Mobile Terms

Your Consent to These Terms and Conditions.

By replying with a "YES" text message to confirm your participation in ADHD Mobile (the "Program"), you are consenting to the terms and conditions set forth below, both with respect to receiving autodialed text messages sent from or on behalf of Tris Pharma, and to the conditions of the Program Savings Card. You are also affirming that you are at least 18 years of age. This program is not valid for prescriptions that are eligible to be reimbursed, in whole or in part, by Medicaid, Medicare, Medicare Part D plans as a supplemental benefit under enhanced alternative coverage, or other federal or state healthcare programs, including any state prescription drug assistance programs and the Government Health Insurance Plan available in Puerto Rico (formerly known as "La Reforma de Salud"). Consent is not a condition of purchase or use of any Tris product. Tris reserves the right to rescind, revoke or amend the Program without notice to you.

Use and Disclosure of Your Personal Information.

Data obtained from you in connection with the Program may include your phone number, related carrier information, and elements of pharmacy claim information. This information may be used to administer the Program, including processing appeals that you may request, and to provide you with Program benefits such as savings offers, information about filling your prescription, reminders, overall savings updates, as well as Program updates and alerts sent directly to your mobile device. Please see our Privacy Policy for more general information on how we may collect, use and disclose personal information about you.

Text Messages Sent to You.

As a Program participant, you may receive approximately 5 messages per month during the course of your participation in the Program, actual message frequency varies by user. The Program is valid with most major US carriers. There is no fee charged to you for receiving Program messages that is payable to Tris or anyone acting on its behalf; however, your carrier's message and data rates may apply. You may unsubscribe from the Program at any time by texting STOP. For help, text HELP.

Savings Offer Terms.

With the DYANAVEL® XR (amphetamine) Savings Card, eligible commercially-insured and cash-paying patients can lower their out-of- pocket costs for DYANAVEL® XR prescriptions.
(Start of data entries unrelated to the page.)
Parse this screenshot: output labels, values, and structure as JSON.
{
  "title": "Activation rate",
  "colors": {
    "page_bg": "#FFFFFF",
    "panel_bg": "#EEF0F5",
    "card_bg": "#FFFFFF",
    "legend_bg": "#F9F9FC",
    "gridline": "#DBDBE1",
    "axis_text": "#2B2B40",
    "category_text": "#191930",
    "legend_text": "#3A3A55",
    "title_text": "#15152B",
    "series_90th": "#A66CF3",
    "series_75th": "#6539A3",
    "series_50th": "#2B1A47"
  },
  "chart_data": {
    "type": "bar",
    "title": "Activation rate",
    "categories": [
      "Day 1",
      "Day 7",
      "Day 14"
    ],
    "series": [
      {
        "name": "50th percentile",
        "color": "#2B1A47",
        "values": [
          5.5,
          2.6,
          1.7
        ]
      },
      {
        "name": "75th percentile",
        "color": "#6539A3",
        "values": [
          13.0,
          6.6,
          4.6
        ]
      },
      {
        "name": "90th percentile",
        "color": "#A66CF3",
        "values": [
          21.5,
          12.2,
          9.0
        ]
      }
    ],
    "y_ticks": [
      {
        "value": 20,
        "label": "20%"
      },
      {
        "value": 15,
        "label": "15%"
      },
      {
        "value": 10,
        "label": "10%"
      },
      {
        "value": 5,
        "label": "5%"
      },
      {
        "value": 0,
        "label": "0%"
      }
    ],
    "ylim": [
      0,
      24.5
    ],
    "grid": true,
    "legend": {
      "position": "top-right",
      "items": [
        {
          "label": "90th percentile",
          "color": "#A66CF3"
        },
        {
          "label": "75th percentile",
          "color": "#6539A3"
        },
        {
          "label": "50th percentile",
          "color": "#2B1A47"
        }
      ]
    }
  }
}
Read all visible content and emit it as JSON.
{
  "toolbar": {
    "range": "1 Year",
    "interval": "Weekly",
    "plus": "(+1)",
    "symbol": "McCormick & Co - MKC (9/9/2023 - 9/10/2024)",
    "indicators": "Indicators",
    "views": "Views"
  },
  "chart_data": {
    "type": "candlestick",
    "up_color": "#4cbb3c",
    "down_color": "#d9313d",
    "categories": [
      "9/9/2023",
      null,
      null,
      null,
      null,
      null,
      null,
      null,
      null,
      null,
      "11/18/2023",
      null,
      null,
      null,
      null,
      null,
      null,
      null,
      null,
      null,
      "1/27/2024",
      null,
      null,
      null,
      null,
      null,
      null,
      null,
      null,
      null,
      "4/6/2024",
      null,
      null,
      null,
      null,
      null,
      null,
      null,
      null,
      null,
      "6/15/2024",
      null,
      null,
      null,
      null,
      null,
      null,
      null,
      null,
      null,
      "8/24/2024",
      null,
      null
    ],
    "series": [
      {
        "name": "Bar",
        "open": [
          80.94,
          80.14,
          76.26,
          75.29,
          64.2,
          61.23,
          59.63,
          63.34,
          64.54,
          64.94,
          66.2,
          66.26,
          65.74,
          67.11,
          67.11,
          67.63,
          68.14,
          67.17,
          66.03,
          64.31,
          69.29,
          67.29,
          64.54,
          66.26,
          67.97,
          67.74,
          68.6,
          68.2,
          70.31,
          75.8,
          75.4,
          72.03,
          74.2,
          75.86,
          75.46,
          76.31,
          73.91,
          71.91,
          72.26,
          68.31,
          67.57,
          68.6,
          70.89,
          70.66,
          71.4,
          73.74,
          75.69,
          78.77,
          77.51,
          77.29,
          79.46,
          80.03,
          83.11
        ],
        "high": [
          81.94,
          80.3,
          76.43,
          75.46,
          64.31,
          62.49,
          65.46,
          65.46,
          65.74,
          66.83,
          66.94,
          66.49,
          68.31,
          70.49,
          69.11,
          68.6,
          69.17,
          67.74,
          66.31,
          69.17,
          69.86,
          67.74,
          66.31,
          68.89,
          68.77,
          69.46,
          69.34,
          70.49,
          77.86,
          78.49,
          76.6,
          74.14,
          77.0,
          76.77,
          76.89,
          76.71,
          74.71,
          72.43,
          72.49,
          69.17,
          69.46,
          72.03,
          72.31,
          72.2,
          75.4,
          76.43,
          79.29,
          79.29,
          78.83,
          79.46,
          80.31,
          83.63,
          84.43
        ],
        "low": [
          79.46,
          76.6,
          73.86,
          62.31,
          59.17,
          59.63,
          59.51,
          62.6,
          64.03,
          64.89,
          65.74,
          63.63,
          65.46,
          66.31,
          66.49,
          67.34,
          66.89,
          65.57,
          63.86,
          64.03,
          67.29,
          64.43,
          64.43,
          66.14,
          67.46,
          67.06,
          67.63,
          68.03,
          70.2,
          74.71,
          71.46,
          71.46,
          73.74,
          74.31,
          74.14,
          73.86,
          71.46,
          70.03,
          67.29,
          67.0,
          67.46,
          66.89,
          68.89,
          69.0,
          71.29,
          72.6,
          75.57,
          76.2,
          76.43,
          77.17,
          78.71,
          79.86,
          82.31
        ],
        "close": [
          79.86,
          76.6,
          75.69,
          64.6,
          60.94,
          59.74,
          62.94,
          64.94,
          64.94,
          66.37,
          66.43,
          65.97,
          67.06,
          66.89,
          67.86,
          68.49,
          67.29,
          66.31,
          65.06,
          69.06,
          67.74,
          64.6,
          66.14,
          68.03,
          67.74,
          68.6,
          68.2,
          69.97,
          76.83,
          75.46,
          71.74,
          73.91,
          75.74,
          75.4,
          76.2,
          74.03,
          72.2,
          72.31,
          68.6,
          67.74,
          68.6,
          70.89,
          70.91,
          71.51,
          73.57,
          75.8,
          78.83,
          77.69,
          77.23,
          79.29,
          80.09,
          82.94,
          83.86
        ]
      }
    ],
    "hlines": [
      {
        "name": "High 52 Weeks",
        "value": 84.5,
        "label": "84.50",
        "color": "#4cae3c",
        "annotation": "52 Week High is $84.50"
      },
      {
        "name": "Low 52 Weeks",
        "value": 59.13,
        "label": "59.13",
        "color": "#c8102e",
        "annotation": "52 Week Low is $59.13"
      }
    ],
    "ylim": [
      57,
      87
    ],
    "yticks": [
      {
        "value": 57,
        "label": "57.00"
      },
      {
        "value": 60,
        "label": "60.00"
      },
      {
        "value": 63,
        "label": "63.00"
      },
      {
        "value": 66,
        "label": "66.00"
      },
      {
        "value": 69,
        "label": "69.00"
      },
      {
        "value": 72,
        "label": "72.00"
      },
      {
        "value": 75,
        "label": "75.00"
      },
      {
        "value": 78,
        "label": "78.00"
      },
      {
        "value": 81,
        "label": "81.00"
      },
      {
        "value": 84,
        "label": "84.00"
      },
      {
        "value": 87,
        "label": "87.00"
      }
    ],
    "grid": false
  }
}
After activation, insured patients may pay as little as $0 for their first prescription, and the card pays up to the maximum benefit. On subsequent uses, patients may pay as little as $20, and the card pays up to the maximum benefit. Cash-paying patients are responsible for the first $50, and the card pays up to the maximum benefit. Program benefit calculated on FDA-approved dosing. Offer valid for up to 6 uses within the 2019 calendar year. A valid Prescriber ID# is required on the prescription.

Please click here for Full Prescribing Information, including Boxed Warning regarding Abuse and Dependence.

This program is valid from 01/1/2019 through 06/30/2019.

Patients with questions about the DYANAVEL XR Savings offer should call 1-844-865-8684.

Pharmacist: When you apply this offer, you are certifying that you have not submitted a claim for reimbursement under any federal, state, or other governmental programs for this prescription. Participation in this program must comply with all applicable laws and regulations as a pharmacy provider. By participating in this program, you are certifying that you will comply with the terms and conditions described in the Restrictions section below.

Pharmacist instructions for a patient with an Eligible Third Party: Submit the claim to the primary Third Party Payer first, then submit the balance due to Therapy First Plus as a Secondary Payer as a copay only billing using a valid Other Coverage Code, (e.g. 8, 3). On the 1st use, the patient is responsible for $0 and the card pays up to the maximum benefit. On uses 2-12, the patient may pay as little as $20 and the card pays up to the maximum benefit. Reimbursement will be received from Therapy First Plus.

Pharmacist instructions for a cash-paying patient: Submit this claim to Therapy First Plus. A valid Other Coverage Code (e.g. 1) is required. The patient is responsible for first $50 and the card pays up to the maximum benefit. Reimbursement will be received from Therapy First Plus.

For any questions regarding Therapy First Plus online processing, please call the Help Desk at 1-800-422-5604.

Restrictions: This offer is valid in the United States. Offer not valid for prescriptions reimbursed in whole or in part under Medicaid, a Medicare drug benefit plan, TRICARE, or other federal or state health programs (such as medical assistance programs). If the patient is eligible for drug benefits under any such program, the patient cannot use this offer. By using this offer, the patient certifies that he or she will comply with any terms of his or her health insurance contract requiring notification to his or her payer of the existence and/or value of this offer. It is illegal to (or offer to) sell, purchase, or trade this offer. Program expires 06/30/2019. This offer is not transferable and is limited to one offer per person. Not valid if reproduced. Void where prohibited by law. Program managed by PSKW, LLC. on behalf of Tris Pharma. Tris Pharma reserves the right to rescind, revoke, or amend this offer without notice at any time.